Many apps will estimate them for you. The general formula for max heart rate is 220-age (if you’re 30, your max is probably around 190 bpm).
From there, the zones are usually calculated as % of max HR. Zone 5 is 90-100, 4 is 80-90, 3 is 70-80, 2 is 60-70, 1 is 50-60.
For our 30yo above, zone 2 would be around 114-133 bpm. That will feel super slow but that is the point, this is something you could do for a while and it should account for about 80% of your total exercise time in a week.
Edit: if you determine through training that your max is different, adjust it accordingly.
For Rpg : let the player take the initiative and bring their plot to the table. If they preptge game for you, it's les work as aGM (also no doodle scheduling, use fix dates)
For paragliding : if there is nobody on a flight site do not take off. Most likely you misunderstood something, and the site isn't flyable. Sure if you re very experienced, do hike and fly or do fly on a week day on a small site, it may not apply, but you're able to analyse by yourself
Sharpies are made with alcohol-based ink, and alcohol happens to be the perfect solvent for cleaning up dried acrylic paints. So what's really happening is the tip is getting gunked up with re-wetted paint.
I'd bet you could give the tips of those sharpies a brief soak in some isopropyl alcohol, and/or a firm wipe with a wash cloth or paper towel soaked in the isopropyl, and they could be somewhat recovered (assuming they have plenty of ink in the tank)
That being said, I still would not recommend this practice. Better off with a paint based marker or something.

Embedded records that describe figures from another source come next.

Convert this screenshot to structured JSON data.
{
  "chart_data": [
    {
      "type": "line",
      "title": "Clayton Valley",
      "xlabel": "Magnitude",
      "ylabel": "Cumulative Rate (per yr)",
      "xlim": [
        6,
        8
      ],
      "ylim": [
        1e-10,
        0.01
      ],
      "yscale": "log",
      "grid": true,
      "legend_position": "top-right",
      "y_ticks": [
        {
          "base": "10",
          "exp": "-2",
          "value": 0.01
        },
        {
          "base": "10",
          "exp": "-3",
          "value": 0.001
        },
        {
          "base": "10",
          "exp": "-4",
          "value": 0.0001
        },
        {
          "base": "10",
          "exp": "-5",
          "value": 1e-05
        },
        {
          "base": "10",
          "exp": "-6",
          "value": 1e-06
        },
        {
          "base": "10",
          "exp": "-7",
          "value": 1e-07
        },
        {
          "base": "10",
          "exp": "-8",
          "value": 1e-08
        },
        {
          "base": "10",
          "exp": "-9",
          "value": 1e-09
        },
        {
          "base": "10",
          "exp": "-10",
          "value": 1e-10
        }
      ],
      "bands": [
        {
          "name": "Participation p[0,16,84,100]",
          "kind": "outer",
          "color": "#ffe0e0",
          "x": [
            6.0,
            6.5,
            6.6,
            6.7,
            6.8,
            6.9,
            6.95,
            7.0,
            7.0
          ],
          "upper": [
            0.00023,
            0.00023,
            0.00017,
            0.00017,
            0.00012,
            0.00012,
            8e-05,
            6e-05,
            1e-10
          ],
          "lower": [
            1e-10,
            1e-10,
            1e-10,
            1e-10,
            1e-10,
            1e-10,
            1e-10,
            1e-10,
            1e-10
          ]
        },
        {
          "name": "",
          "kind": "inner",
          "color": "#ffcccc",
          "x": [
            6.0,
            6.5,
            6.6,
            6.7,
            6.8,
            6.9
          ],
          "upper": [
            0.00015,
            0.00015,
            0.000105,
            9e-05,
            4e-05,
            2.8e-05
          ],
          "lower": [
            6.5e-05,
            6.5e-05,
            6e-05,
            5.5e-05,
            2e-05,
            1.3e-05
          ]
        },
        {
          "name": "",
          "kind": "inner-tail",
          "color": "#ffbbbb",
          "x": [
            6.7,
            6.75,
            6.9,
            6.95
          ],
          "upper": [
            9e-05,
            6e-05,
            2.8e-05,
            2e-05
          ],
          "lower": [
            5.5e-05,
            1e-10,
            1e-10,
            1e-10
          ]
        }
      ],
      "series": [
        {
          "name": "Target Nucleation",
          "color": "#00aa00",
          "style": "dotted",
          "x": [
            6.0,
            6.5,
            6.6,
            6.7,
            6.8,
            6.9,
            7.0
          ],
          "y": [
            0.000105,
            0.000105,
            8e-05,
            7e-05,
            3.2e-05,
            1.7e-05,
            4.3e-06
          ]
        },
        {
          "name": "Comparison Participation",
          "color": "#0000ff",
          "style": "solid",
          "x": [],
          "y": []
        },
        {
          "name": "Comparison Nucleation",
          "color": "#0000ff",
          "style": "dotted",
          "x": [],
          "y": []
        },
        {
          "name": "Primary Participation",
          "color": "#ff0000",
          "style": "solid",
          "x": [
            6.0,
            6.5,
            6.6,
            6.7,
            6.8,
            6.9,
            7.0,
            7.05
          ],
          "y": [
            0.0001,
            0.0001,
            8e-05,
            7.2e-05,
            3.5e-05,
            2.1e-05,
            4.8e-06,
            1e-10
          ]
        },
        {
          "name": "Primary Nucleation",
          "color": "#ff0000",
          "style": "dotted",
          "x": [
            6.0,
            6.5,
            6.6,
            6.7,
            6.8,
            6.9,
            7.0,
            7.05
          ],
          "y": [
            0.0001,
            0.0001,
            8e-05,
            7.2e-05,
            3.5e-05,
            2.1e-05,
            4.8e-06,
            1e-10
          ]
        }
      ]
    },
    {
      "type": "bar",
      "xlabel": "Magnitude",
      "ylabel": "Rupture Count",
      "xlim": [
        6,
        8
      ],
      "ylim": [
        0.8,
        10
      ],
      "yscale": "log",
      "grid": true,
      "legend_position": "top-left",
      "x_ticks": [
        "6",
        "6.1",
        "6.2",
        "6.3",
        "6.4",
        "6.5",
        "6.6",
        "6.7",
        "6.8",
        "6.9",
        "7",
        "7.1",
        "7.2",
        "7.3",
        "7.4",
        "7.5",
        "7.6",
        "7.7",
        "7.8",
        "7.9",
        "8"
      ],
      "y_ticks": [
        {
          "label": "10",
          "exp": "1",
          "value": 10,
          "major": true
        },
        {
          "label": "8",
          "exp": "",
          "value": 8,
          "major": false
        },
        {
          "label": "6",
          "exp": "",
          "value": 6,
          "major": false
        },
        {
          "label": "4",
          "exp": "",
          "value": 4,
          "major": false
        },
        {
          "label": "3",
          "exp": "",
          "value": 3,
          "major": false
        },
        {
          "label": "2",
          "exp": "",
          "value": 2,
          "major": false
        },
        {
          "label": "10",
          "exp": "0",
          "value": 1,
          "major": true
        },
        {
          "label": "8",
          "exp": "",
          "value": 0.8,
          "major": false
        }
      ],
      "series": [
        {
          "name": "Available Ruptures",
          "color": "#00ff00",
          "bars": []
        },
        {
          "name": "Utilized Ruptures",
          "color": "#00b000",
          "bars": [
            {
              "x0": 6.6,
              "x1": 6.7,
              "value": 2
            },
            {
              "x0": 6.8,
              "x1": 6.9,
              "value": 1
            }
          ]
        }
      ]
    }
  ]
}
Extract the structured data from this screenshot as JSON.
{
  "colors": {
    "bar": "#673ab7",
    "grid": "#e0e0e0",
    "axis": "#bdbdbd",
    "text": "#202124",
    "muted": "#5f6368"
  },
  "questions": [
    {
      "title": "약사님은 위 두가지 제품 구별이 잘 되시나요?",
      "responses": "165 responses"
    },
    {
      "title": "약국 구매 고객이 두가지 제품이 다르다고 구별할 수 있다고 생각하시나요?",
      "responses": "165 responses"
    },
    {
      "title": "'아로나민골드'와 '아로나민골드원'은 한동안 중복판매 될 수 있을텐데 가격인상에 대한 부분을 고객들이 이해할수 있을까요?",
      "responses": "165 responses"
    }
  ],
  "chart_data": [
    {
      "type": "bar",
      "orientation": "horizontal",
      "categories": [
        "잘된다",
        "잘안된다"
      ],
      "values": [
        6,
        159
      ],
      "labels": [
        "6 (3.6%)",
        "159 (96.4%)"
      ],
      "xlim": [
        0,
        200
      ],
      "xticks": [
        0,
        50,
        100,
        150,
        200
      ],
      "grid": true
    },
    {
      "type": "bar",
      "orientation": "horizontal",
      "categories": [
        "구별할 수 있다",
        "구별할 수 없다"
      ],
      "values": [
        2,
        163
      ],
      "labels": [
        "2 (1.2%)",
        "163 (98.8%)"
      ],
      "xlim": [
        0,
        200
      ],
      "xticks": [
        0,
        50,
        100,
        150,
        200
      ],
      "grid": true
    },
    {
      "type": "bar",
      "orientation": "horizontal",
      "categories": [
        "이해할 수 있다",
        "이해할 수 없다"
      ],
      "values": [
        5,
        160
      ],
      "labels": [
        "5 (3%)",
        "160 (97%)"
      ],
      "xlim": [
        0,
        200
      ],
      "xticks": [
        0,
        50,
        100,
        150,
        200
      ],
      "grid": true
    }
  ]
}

VX hobbyists- I've noticed a lot of people start off by configuring their encabulators with the original series of kleinhoffer cam ratios, trying to get maximum deltas with the least vacuum pressure possible. It's really better to start with dylomatic induction coefficients even if it initially seems more complicated, you'll have an easier time later with the more commonly available j-discs.
If you ever start playing Warhammer 40k the miniature game and plan on building your own miniatures use magnets on the weapons. A lot of models come with 2 or 3 different weapons that are good for different situations IE better anti tank, fly, infantry ect. Instead of buying the same model 3 times building and painting it you can buy one, attach small magnets to the weapons and the part of the body they attach to, then you can switch them out on the fly. I didn't do that when I started and it gave me a lot of issues with some of the armies I played against.
For indoor rock climbing (probably outdoor as well): you need, at least, two pairs of climbing shoes. One pair will be out for a re-sole and you can use the other. Though, don't buy your own shoes until you are sure you're going to stick with it for a while. No point ending up with used shoes you'll never use again, because you finally decided the sport isn't for you.
If you're interested in getting into bicycling check if there's a local co-op. A good one will sell you a cheap bike and even let you pay a decent chunk of it in labor of fixing bikes (and learning to fix yours). Not only is this two hobbies for the price of a few drinks, it's also a good way to make friends, build skills, learn good trails, and feel connected to your local community. You also can get cheap used parts. The bikes won't be high end expensive ones, and you may decide some parts are worth paying manufacturer prices for (several used trigger shifters led to me buying new), but when all is said and done they're usually pretty decent bikes. And you can find weird shit you may not have known was a thing.